The distance from Stone Mountain, Ga., to the Jimmy Carter Presidential Center in Atlanta is approximately 15 miles, or about 150 years. If you’re ever in that neck of the woods, as I was this summer, I suggest that you see both sites on the same day. For one thing, the road between them meanders through some lovely country, the sort of hazy, idyllic charm a New Englander like me expects to find during August in the Deep South. More important, though, the journey from Stone Mountain, with its mammoth carved memorial to the leaders of the Confederacy, and the Carter Center, with its living commitment to peace and reconciliation, is a journey through the lights and shadows of American history: from Lee, Jackson and Davis to Carter, King and Mandela.

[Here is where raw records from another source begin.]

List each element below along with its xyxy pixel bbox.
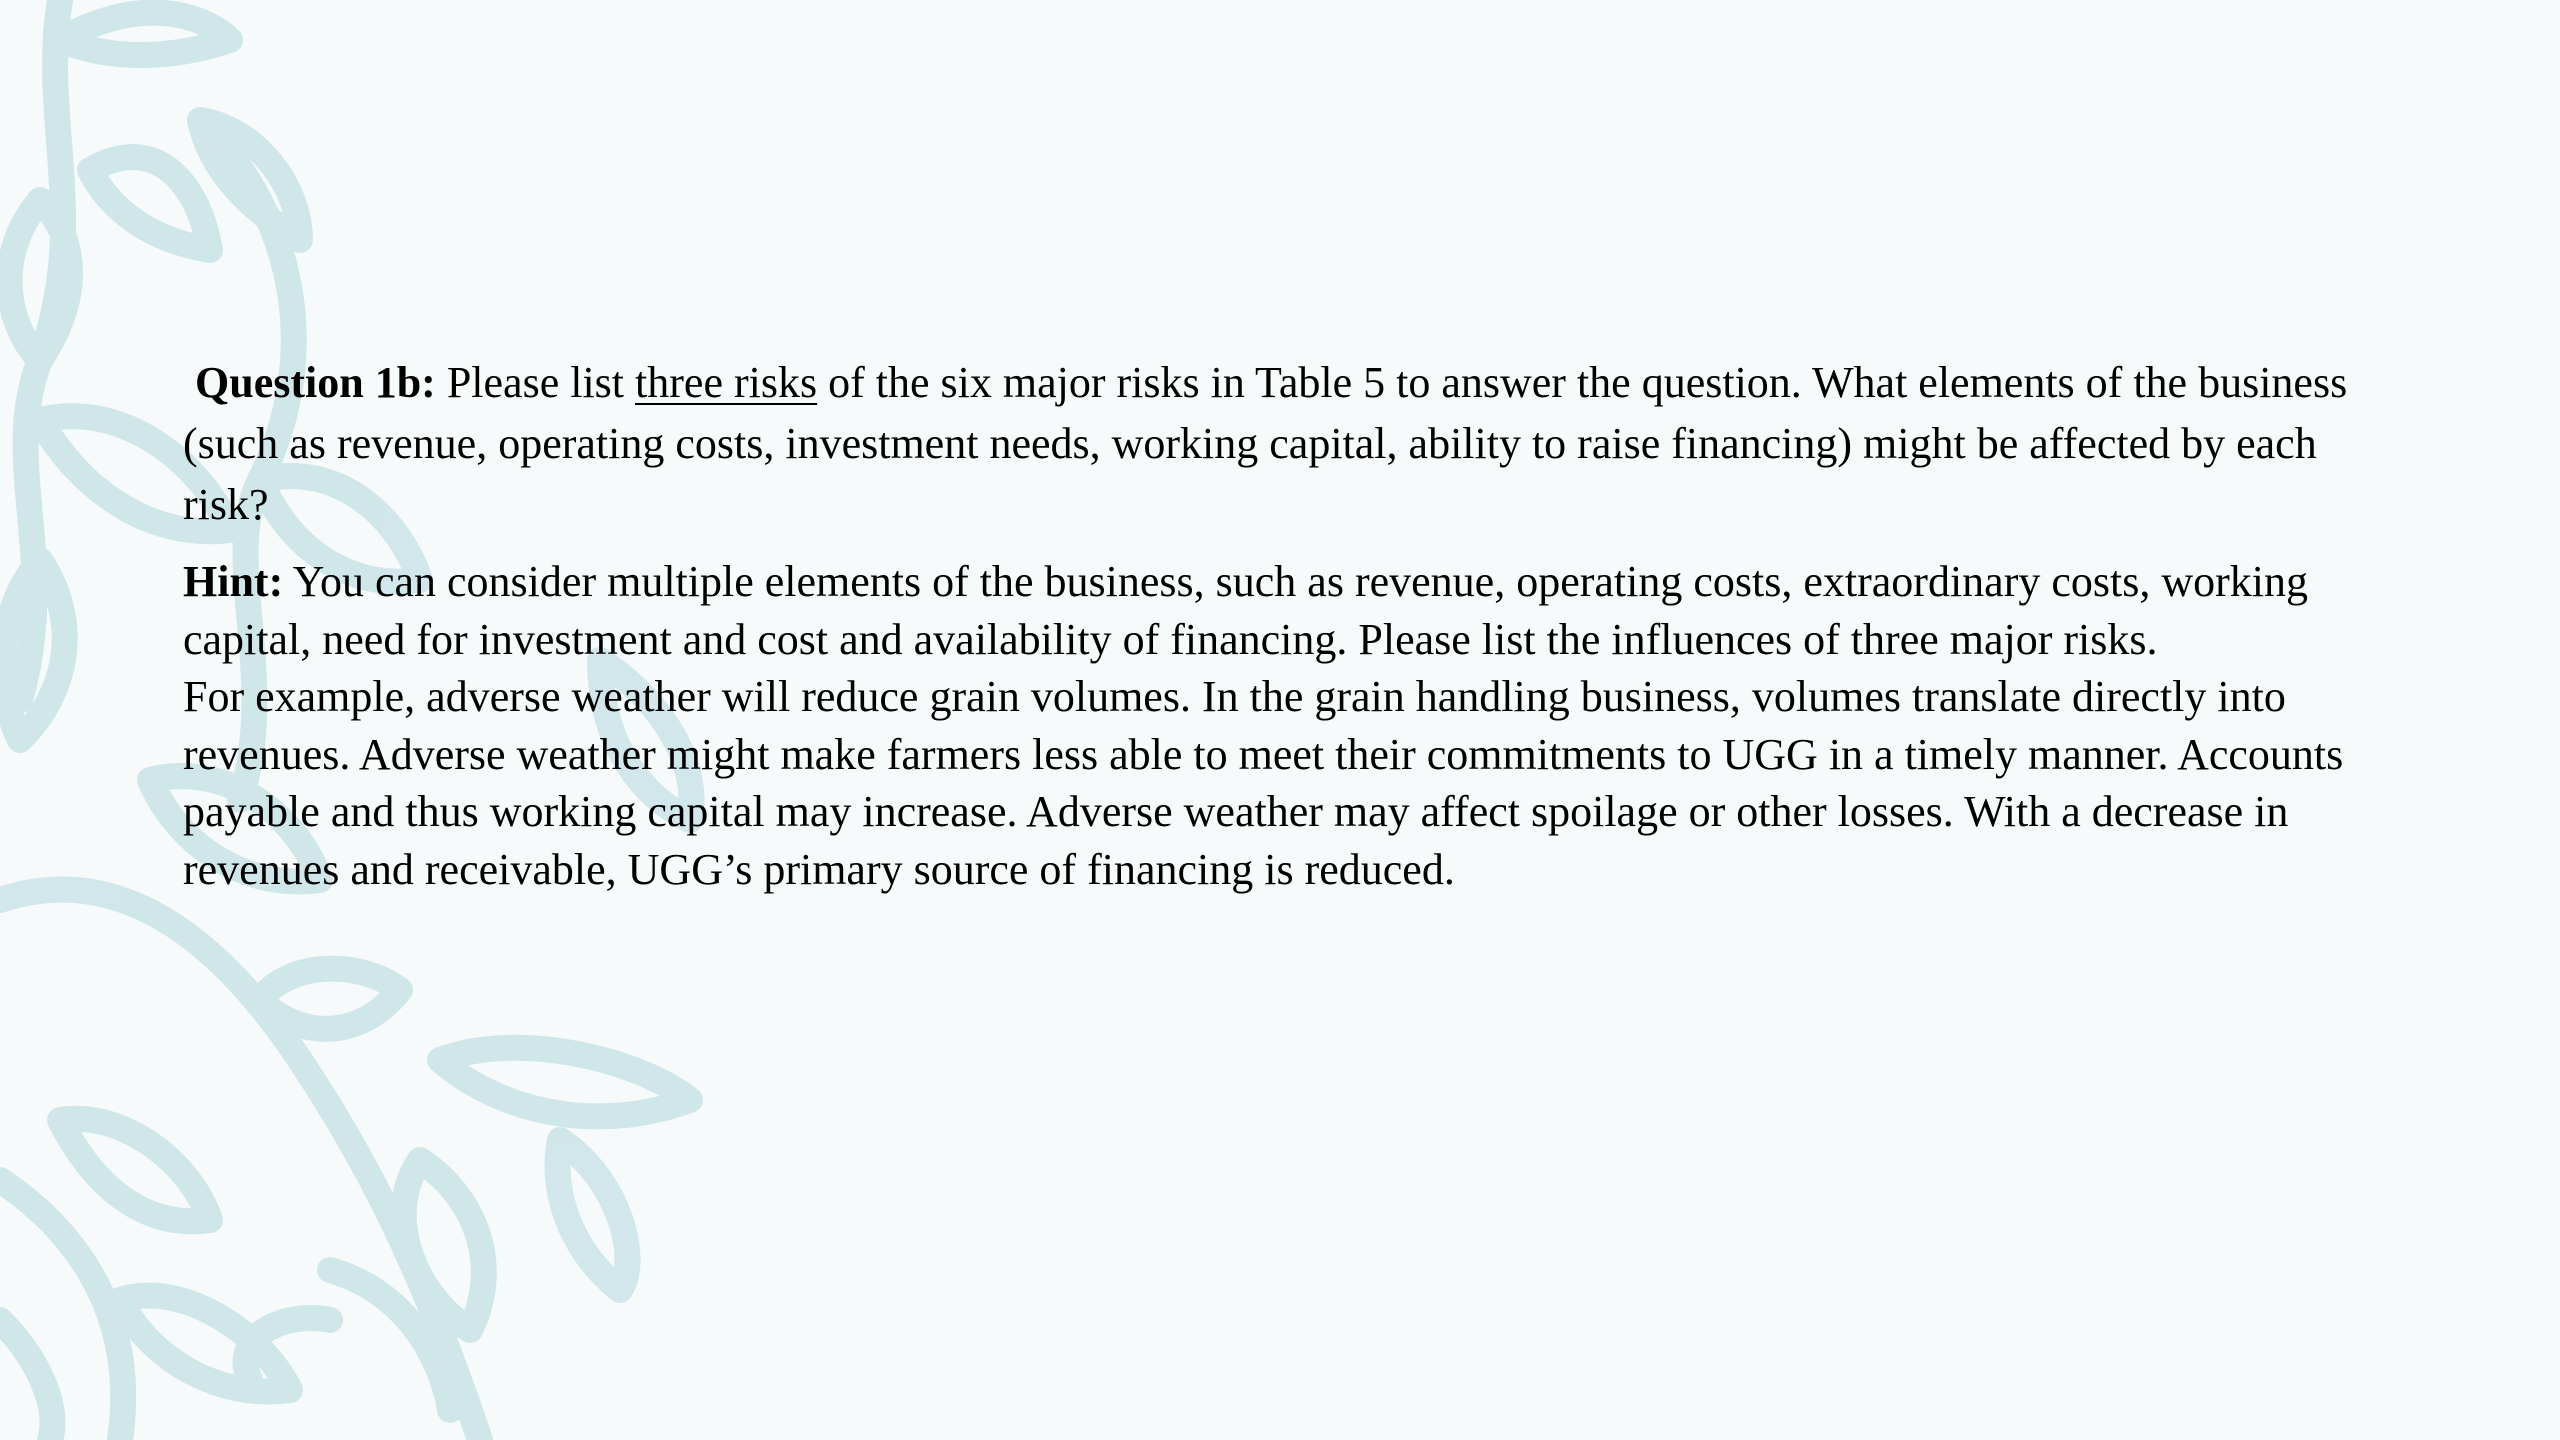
hint-paragraph: [183, 553, 2393, 668]
question-paragraph: [183, 352, 2393, 535]
question-content: [183, 352, 2393, 899]
question-text-before: Please list: [435, 358, 636, 407]
hint-label: Hint:: [183, 557, 284, 606]
hint-text: You can consider multiple elements of the business, such as revenue, operating costs, extraordinary costs, working capital, need for investment and cost and availability of financing. Please list the influences of three major risks.: [183, 557, 2309, 664]
hint-block: [183, 553, 2393, 899]
example-paragraph: For example, adverse weather will reduce grain volumes. In the grain handling business, volumes translate directly into revenues. Adverse weather might make farmers less able to meet their commitments to UGG in a timely manner. Accounts payable and thus working capital may increase. Adverse weather may affect spoilage or other losses. With a decrease in revenues and receivable, UGG’s primary source of financing is reduced.: [183, 672, 2344, 894]
question-label: Question 1b:: [195, 358, 436, 407]
question-text-after: of the six major risks in Table 5 to answer the question. What elements of the business (such as revenue, operating costs, investment needs, working capital, ability to raise financing) might be affected by each risk?: [183, 358, 2348, 529]
question-underlined-text: three risks: [635, 358, 818, 407]
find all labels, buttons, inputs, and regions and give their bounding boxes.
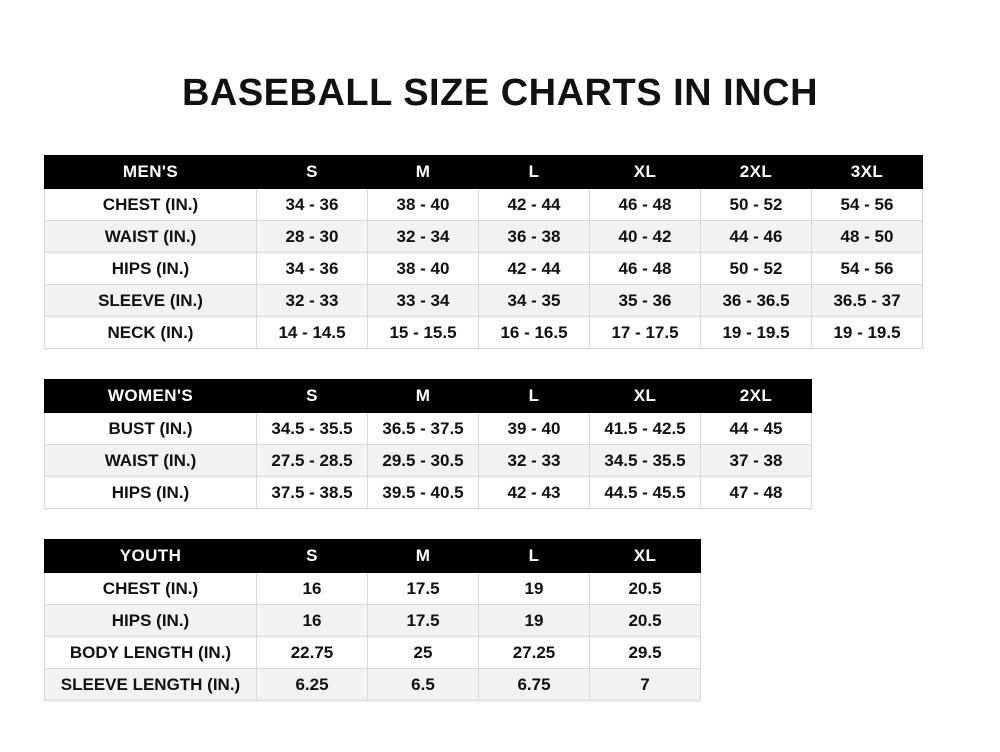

My own trip was especially poignant because this summer marked the 50th anniversary of the March on Washington, that seminal gathering on the National Mall that at last awoke the conscience of this country and confirmed Dr. Martin Luther King Jr. as the moral leader of his time. Stone Mountain, in fact, is one of the places Dr. King mentioned specifically in his speech: “And if America is to be a great nation this must become true,” he said. “So let freedom ring from the prodigious hilltops of New Hampshire. Let freedom ring from the mighty mountains of New York. Let freedom ring from the heightening Alleghenies of Pennsylvania. Let freedom ring from the snowcapped Rockies of Colorado. Let freedom ring from the curvaceous slopes of California. But not only that. Let freedom ring from Stone Mountain of Georgia.”
If you look carefully at the newsreel footage of the March, you might be able to pick out an elderly, bespectacled, white Catholic cleric standing a couple of dozen feet behind Dr. King. That cleric is actually a Jesuit, the sixth editor in chief of America, John LaFarge. On that day in 1963, from the steps of the Lincoln Memorial, Father LaFarge witnessed the culmination of his lifelong efforts for racial reconciliation. When he returned to New York, just three months before he died at the age of 83, Father LaFarge described in these pages what he saw as Dr. King spoke his immortal words:
In the view of...the veteran and deeply religious A. Philip Randolph, the nationwide March for Jobs and Freedom was no place for any note of violence and hate. And neither was in evidence during the entire program. It was as tranquil and inevitable as God’s providence itself, with the majesty and power of an apocalyptic vision. This was the only expression that occurred to my mind, as I gazed over the immense throng stretching all the way from the Lincoln Memorial to the distant Washington Monument—a humbly yet proudly rejoicing multitude of Negroes and whites, responding magically to speakers and singers alike.